'Life has been full of rewards, full of sadness.'
In a conversation withAshis Ray, Lord Swraj Paul says: "I am also so far the only person of foreign origin to have become deputy speaker of the House of Lords."
What was your relationship with Pranab Mukherjee like? What did you think of him?
I have a lot of respect and affection for Pranab. As you know I am a Calcutta man.
He was very well spoken. He was with Ajoy Mukherjee (who left the Congress to form the Bangla Congress party and become chief minister of West Bengal in 1967).
Mrs Gandhi one day told me, 'We need a good person in Calcutta.'
I said there's one person, I don't know him, but people speak highly of him, that's Pranab Mukherjee.
She said, 'If you think he's good, why don't you talk to him and ask if he would like to join us?'
That's how I contacted Pranab. I told him, 'If you have bigger ambitions, would you like to see her?' He said, 'Yes.'
So I sent him to Delhi. She liked him. He said there and then he would like to join.
She made him a Rajya Sabha member, gave him a ministry.
After that my relationship was extremely good right up to his death.
In 1983, you acquired significant shares in Escorts and DCM, but they were not registered and you had to ultimately sell your shares. What exactly happened?
(H P) Nanda (who controlled Escorts) had 7 per cent shares; I had 14 per cent.
Shrirams (who ran DCM) had 10 per cent; I had 15 per cent.
The rest of the shares were owned by the Indian government. I bought the shares from them.
I bought Nanda's shares from his sister-in-law. So how could they not register?
Pranab Mukherjee was finance minister at that time. Couldn't he have helped you?
The person who really made a mess, if you ask me, who is a very dear friend of mine and has been, was Manmohan Singh.
He was Reserve Bank (of India) governor.
The matter went to court; the court said, 'Swraj Paul is right.'
The policy was that if the money comes through banking channels, the investment should be approved. Manmohan Singh decided to change the policy retrospectively.
How did your peerage come about?
In the 1980s I really built the business (in the UK).
I bought Fidelity, which made television sets. There was a lot of publicity.
In the 1990s I came to know London Zoo was likely to close. We used to take Ambika during her illness to the zoo. She used to love going there.

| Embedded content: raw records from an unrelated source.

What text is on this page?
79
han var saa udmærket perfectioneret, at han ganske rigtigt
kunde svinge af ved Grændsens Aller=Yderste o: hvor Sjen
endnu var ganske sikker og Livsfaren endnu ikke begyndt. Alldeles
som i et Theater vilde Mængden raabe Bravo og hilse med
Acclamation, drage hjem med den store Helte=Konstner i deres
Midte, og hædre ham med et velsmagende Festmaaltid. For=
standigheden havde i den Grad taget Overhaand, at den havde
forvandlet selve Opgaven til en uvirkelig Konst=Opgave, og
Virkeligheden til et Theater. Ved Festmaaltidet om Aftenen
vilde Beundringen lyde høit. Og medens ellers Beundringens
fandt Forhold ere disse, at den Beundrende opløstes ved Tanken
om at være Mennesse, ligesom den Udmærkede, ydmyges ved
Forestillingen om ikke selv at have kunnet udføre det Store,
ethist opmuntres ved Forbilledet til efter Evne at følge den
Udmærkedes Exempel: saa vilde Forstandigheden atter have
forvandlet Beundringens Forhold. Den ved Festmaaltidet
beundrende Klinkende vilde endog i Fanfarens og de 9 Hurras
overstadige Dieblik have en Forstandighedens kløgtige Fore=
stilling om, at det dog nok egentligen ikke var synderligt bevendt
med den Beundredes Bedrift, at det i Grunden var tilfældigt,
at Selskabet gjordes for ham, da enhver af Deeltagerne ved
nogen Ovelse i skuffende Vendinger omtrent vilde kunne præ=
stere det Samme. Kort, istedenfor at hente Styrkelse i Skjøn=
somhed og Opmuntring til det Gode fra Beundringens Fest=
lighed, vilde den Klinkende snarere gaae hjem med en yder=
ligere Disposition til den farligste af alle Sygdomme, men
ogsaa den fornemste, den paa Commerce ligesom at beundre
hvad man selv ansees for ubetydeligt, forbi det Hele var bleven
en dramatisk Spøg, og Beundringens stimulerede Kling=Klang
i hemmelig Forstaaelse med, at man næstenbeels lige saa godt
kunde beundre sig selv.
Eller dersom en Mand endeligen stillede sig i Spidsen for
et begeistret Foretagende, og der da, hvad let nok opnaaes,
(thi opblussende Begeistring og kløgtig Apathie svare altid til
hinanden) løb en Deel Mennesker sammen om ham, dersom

I found it very, very sad that it will close. I rang the zoo and said, 'I don't know how much you need, but I can give you £1 million.'
In 1996, John Major, who is a good friend, was prime minister.
All of sudden we got a surprise. Aruna and I were on a cruise when the captain comes and says, 'I have good news for you.' He hands me a letter from the prime minister. There it was.
But your name was proposed by Labour, wasn't it?
The leader of the Opposition Tony Blair had recommended this to John Major.
How did your friendship with Gordon Brown develop?
Since Gordon became an MP, we got along very well. We were both in the Labour party, so we used to get together.
What's been your experience as a member of Queen Elizabeth's Privy Council?
You are entitled to look at every paper of the government. I have no such desire.
Every now and then you can be called for a meeting with the queen.
The Privy Council meets almost every week. The queen takes the chair.
Bills are presented for final approval. But only five members are invited at a time.
I was the first Indian to be made a privy councillor from the Labour party.
How often does your turn come?
It can come once a year; it can come once in six months.
It depends on who has some expert knowledge on a matter.
I am also so far the only person of foreign origin to have become deputy speaker of the House of Lords.
What's your impression of Narendra Modi?
When I met him for the first time after he became prime minister, I told him I am an admirer of Mrs Gandhi. He appreciated it.
Looking back, what would you say?
Life has been full of rewards, full of sadness.